2. A green, easily degradable, pharmaceutical packaging composite film according to claim 1, characterized by: The degradation layer (3) is fixedly connected with the PE layer (5), and the first PLA layer (6) is fixedly connected with the degradation layer (3).
3. A green, easily degradable, pharmaceutical packaging composite film according to claim 1, characterized by: The second PLA layer (8) is fixedly connected with the degradation layer (3), and the peroxide layers (9) are arranged at equal intervals.
4. A green, easily degradable, pharmaceutical packaging composite film according to claim 1, characterized by: The starches (7) are arranged at equal intervals, and the degradation layer (3) is connected with the film body (1) and the PVA layer (10).
5. A green, easily degradable, pharmaceutical packaging composite film according to claim 1, characterized by: The bottom end of the degradation layer (3) is fixedly connected with a PVA layer (10), the inside of the PVA layer (10) is fixedly connected with tea polyphenol (11), the bottom end of the tea polyphenol (11) is fixedly connected with chitosan (12), the bottom end of the chitosan (12) is fixedly connected with titanium dioxide (13), the inside of the titanium dioxide (13) is fixedly connected with a plurality of nano-silver (14), and the bottom end of the titanium dioxide (13) is fixedly connected with a nano-ceramic coating (15).
6. A green, readily degradable, pharmaceutical packaging composite film according to claim 5, characterized by: The chitosan (12) is fixedly connected with the PVA layer (10), the titanium dioxide (13) is fixedly connected with the PVA layer (10), the nano-silver (14) is arranged at equal intervals, and the second PLA layer (8) is connected with the tea polyphenol (11).

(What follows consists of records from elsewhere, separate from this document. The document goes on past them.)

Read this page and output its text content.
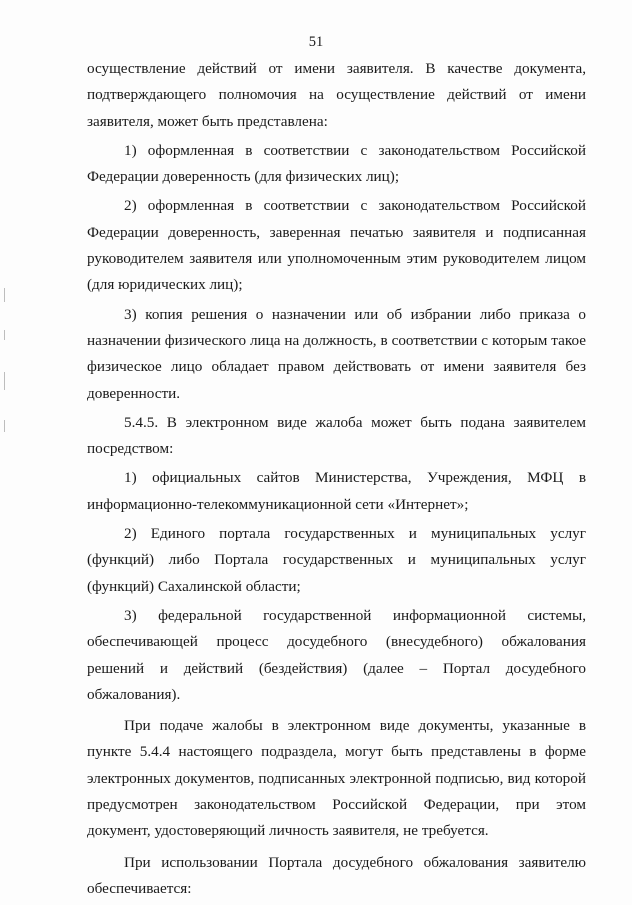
51

осуществление действий от имени заявителя. В качестве документа, подтверждающего полномочия на осуществление действий от имени заявителя, может быть представлена:

1) оформленная в соответствии с законодательством Российской Федерации доверенность (для физических лиц);

2) оформленная в соответствии с законодательством Российской Федерации доверенность, заверенная печатью заявителя и подписанная руководителем заявителя или уполномоченным этим руководителем лицом (для юридических лиц);

3) копия решения о назначении или об избрании либо приказа о назначении физического лица на должность, в соответствии с которым такое физическое лицо обладает правом действовать от имени заявителя без доверенности.

5.4.5. В электронном виде жалоба может быть подана заявителем посредством:

1) официальных сайтов Министерства, Учреждения, МФЦ в информационно-телекоммуникационной сети «Интернет»;

2) Единого портала государственных и муниципальных услуг (функций) либо Портала государственных и муниципальных услуг (функций) Сахалинской области;

3) федеральной государственной информационной системы, обеспечивающей процесс досудебного (внесудебного) обжалования решений и действий (бездействия) (далее – Портал досудебного обжалования).

При подаче жалобы в электронном виде документы, указанные в пункте 5.4.4 настоящего подраздела, могут быть представлены в форме электронных документов, подписанных электронной подписью, вид которой предусмотрен законодательством Российской Федерации, при этом документ, удостоверяющий личность заявителя, не требуется.

При использовании Портала досудебного обжалования заявителю обеспечивается:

7. A green, easily degradable, pharmaceutical packaging composite film according to claim 1, characterized by: The inside of the protective layer (2) is fixedly connected with a BOPP film (16), and the bottom end of the BOPP film (16) is fixedly connected with a polyester film (17).
8. A green, readily degradable, pharmaceutical packaging composite film according to claim 7, characterized by: The polyester film (17) is fixedly connected with the protective layer (2), and the photosensitizer layer (4) is connected with the polyester film (17). The inside of the protective layer (2) is fixedly connected with a BOPP film (16), and the bottom end of the BOPP film (16) is fixedly connected with a polyester film (17).